Obradovic’in varlığının bile pozitif bir unsur olduğunu vurgulayan 2002 doğumlu oyuncu, şunları belirtti:
”BGL’de birçok yetenekli ve beğendiğim oyuncular var. Aralarında milli takımlara gidenler de var. Birini söylediğimde diğerine haksızlık olabilir. Sınırlı sayıda değil çünkü beğendiğim oyuncu sayısı. Gerçekten çok kaliteli oyuncular var, zaten buradan çıkıp üst liglerde süre alanlar da oluyor, kimisi yurt dışına çıkıp oynuyor. Bu da zaten kaliteyi gösteriyor.”
”Zeljko Obradovic’in olduğu bir organizasyonda olmak heyecan vericiydi.

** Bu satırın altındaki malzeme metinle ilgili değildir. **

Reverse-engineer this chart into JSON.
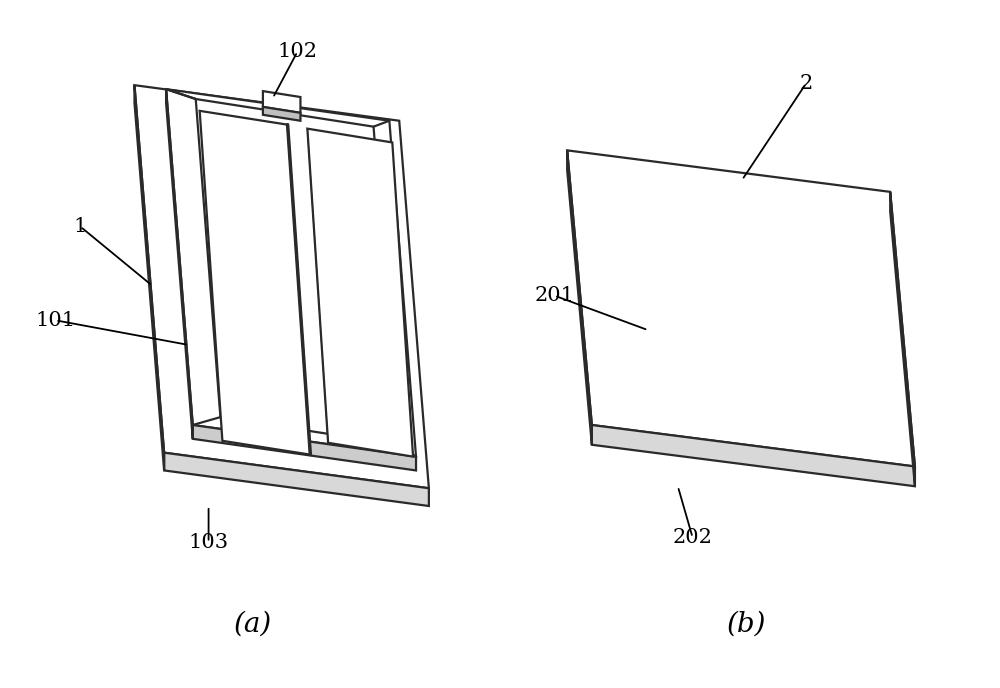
{
  "background_color": "#ffffff",
  "line_color": "#2a2a2a",
  "line_width": 1.6,
  "label_fontsize": 15,
  "caption_fontsize": 20,
  "fig_width": 10.0,
  "fig_height": 6.88
}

Obradovic, Bandırma maçımızı izlemişti. O gün bir diz gelmişti bana, savunmada iyi oynadığı ama genel olarak kendimi yeterli görmediğim bir maç olmuştu. Obradovic’in varlığı bile o an insana pozitif bir etki yapıyordu. İnanılmaz biriydi. Gördüğü zaman selam veriyordu, bu insanı inanılmaz etkiliyordu. Bu kadar büyük bir koçun bunları yapması insanı gururlandırıyordu. Onunla çalışmayı gerçekten çok isterdim.”
”Şimdi ise Igor Kokoskov gibi bir marka geldi. Böyle isimlerin gelmesi de büyük motivasyon. Elbette Obradovic’le çalışmamamın bir hüznü var. Onunla çalışıp, onun oyuna olan bakış açısını daha iyi öğrenmek isterdim.”
– Kimine göre Bogdan kimine göre Mert Hakan
Röportajın son bölümünde biraz konu dışına çıkmak istedik. Özellikle son dönemlerde Emre’yi Fenerbahçe futbol takımında forma giyen Mert Hakan Yandaş’a benzetenler de oluyor.
Hem bu konuda hakkındaki cevabını alırken, hem de boş zamanlarında neler yaptığını kısaca anlattı:
”Arkadaşlarım yüz hatlarımı Bogdan Bogdanovic’e benzetiyorlardı. İlk başlarda ben kendimi çok benzetemiyordum ama sosyal medyada çok gördüm, Mert Hakan Yandaş’a da benzetenler oluyor. Hatta bu konuda farklı espriler yapanlar da var.”
”Dürüst olmak gerekirse sürekli kitap okuyorum diyemem. Okuduğum kitaplar var ama aslında bunu süreklilik haline getirmem gerekiyor dediğim bir konu bu. Yakın çevremle vakit geçirmeyi seviyorum. Çok fazla geç saatlere kalmayı da sevmiyorum. Profesyonel yaşamaya gayret ediyorum.”